En 1626, une transaction entre Européens et peuples autochtones donne naissance à l’un des récits fondateurs les plus débattus de l’histoire de New York
Une île stratégique au cœur du futur New York
Au début du XVIIᵉ siècle, l’île de Manhattan, occupée par les Lenapes, attire l’attention des explorateurs européens. Située à l’embouchure de l’Hudson, elle représente un point stratégique majeur pour le commerce et l’expansion coloniale néerlandaise en Amérique du Nord.
C’est dans ce contexte qu’intervient Pierre Minuit, émissaire de la Compagnie néerlandaise des Indes occidentales.
Une transaction devenue légendaire
En 1626, selon les récits historiques les plus diffusés, Manhattan aurait été acquise auprès des Lenapes en échange de biens d’une valeur estimée à environ 60 florins néerlandais de l’époque — souvent popularisés comme l’équivalent symbolique d’environ 1 000 dollars actuels.
Perles, tissus et objets divers auraient constitué la contrepartie de ce transfert de territoire, aujourd’hui considéré comme l’un des épisodes les plus emblématiques — et les plus controversés — de l’histoire coloniale.
À lire aussi : Le monde insolite : elle débarque chez les pompiers… avec un python caché dans son tableau de bord
Entre interprétation et malentendu historique
Cette “vente” fait encore débat parmi les historiens. Certains soulignent qu’il est probable que les Lenapes n’aient pas conçu cet échange comme une cession définitive de souveraineté, mais plutôt comme un accord d’usage ou de cohabitation temporaire des terres.

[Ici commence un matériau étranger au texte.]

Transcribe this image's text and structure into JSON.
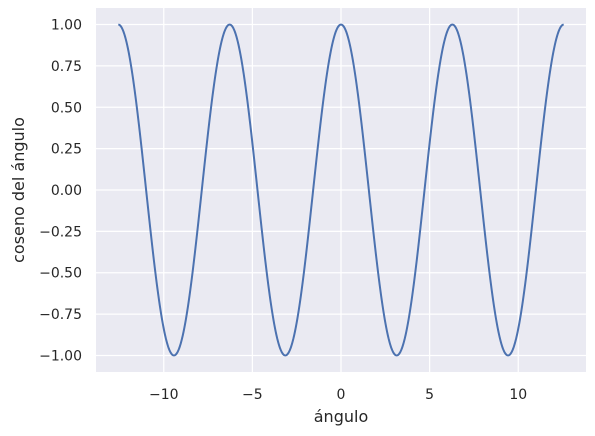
{
  "chart_data": {
    "type": "line",
    "xlabel": "ángulo",
    "ylabel": "coseno del ángulo",
    "xlim": [
      -13.823,
      13.823
    ],
    "ylim": [
      -1.1,
      1.1
    ],
    "x_ticks": [
      {
        "value": -10,
        "label": "−10"
      },
      {
        "value": -5,
        "label": "−5"
      },
      {
        "value": 0,
        "label": "0"
      },
      {
        "value": 5,
        "label": "5"
      },
      {
        "value": 10,
        "label": "10"
      }
    ],
    "y_ticks": [
      {
        "value": 1.0,
        "label": "1.00"
      },
      {
        "value": 0.75,
        "label": "0.75"
      },
      {
        "value": 0.5,
        "label": "0.50"
      },
      {
        "value": 0.25,
        "label": "0.25"
      },
      {
        "value": 0.0,
        "label": "0.00"
      },
      {
        "value": -0.25,
        "label": "−0.25"
      },
      {
        "value": -0.5,
        "label": "−0.50"
      },
      {
        "value": -0.75,
        "label": "−0.75"
      },
      {
        "value": -1.0,
        "label": "−1.00"
      }
    ],
    "grid": true,
    "series": [
      {
        "color": "#4c72b0",
        "x_range": [
          -12.566,
          12.566
        ],
        "function": "cos"
      }
    ],
    "background_color": "#eaeaf2",
    "grid_color": "#ffffff"
  }
}
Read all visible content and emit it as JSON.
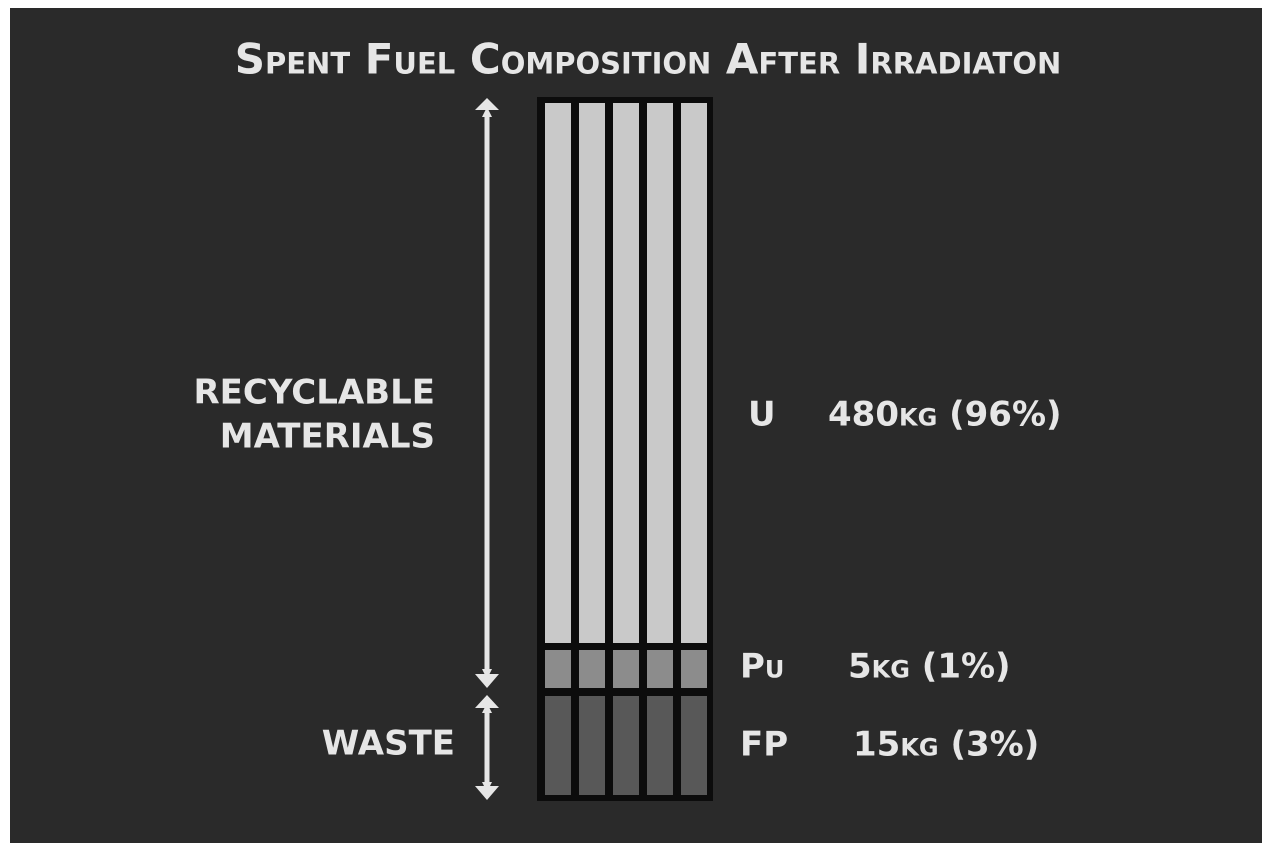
{
  "title": "Spent Fuel Composition After Irradiaton",
  "groups": [
    {
      "lines": [
        "RECYCLABLE",
        "MATERIALS"
      ]
    },
    {
      "lines": [
        "WASTE"
      ]
    }
  ],
  "materials": [
    {
      "symbol": "U",
      "amount": "480kg (96%)"
    },
    {
      "symbol": "Pu",
      "amount": "5kg (1%)"
    },
    {
      "symbol": "FP",
      "amount": "15kg (3%)"
    }
  ]
}
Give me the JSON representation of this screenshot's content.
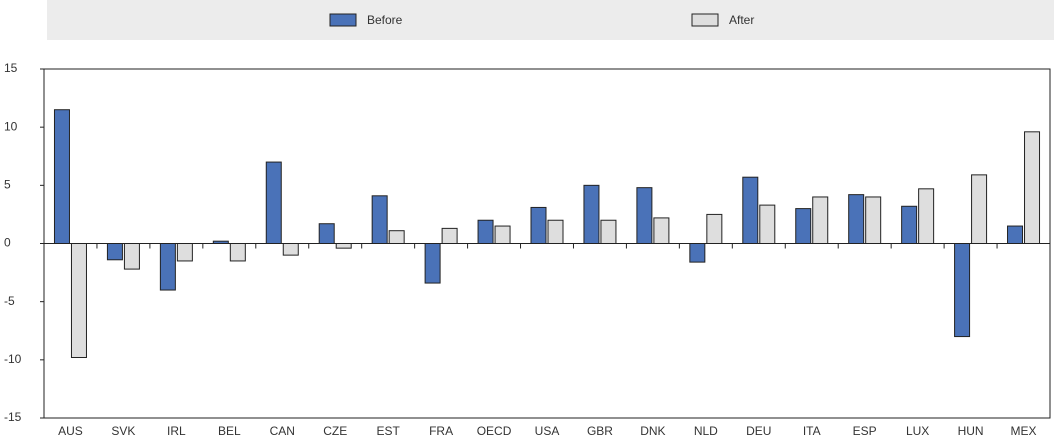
{
  "chart_data": {
    "type": "bar",
    "categories": [
      "AUS",
      "SVK",
      "IRL",
      "BEL",
      "CAN",
      "CZE",
      "EST",
      "FRA",
      "OECD",
      "USA",
      "GBR",
      "DNK",
      "NLD",
      "DEU",
      "ITA",
      "ESP",
      "LUX",
      "HUN",
      "MEX"
    ],
    "series": [
      {
        "name": "Before",
        "color": "#4a72b8",
        "values": [
          11.5,
          -1.4,
          -4.0,
          0.2,
          7.0,
          1.7,
          4.1,
          -3.4,
          2.0,
          3.1,
          5.0,
          4.8,
          -1.6,
          5.7,
          3.0,
          4.2,
          3.2,
          -8.0,
          1.5
        ]
      },
      {
        "name": "After",
        "color": "#dedede",
        "values": [
          -9.8,
          -2.2,
          -1.5,
          -1.5,
          -1.0,
          -0.4,
          1.1,
          1.3,
          1.5,
          2.0,
          2.0,
          2.2,
          2.5,
          3.3,
          4.0,
          4.0,
          4.7,
          5.9,
          9.6
        ]
      }
    ],
    "ylim": [
      -15,
      15
    ],
    "yticks": [
      -15,
      -10,
      -5,
      0,
      5,
      10,
      15
    ],
    "legend": "top"
  }
}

La différence d’interprétation entre concept européen de propriété et vision autochtone du territoire nourrit aujourd’hui encore de nombreuses analyses.
De territoire colonial à mégalopole mondiale
Quoi qu’il en soit, cette transaction marque symboliquement le début de la présence néerlandaise sur l’île, alors baptisée New Amsterdam, avant de devenir New York sous domination anglaise.
Quatre siècles plus tard, Manhattan est devenue le centre financier et culturel de l’une des plus grandes métropoles du monde.
Une “bonne affaire” devenue mythe historique
Souvent présentée comme “l’affaire immobilière la plus rentable de l’histoire”, cette histoire illustre surtout la complexité des récits coloniaux et la manière dont un événement peut être simplifié, amplifié ou mythifié au fil du temps.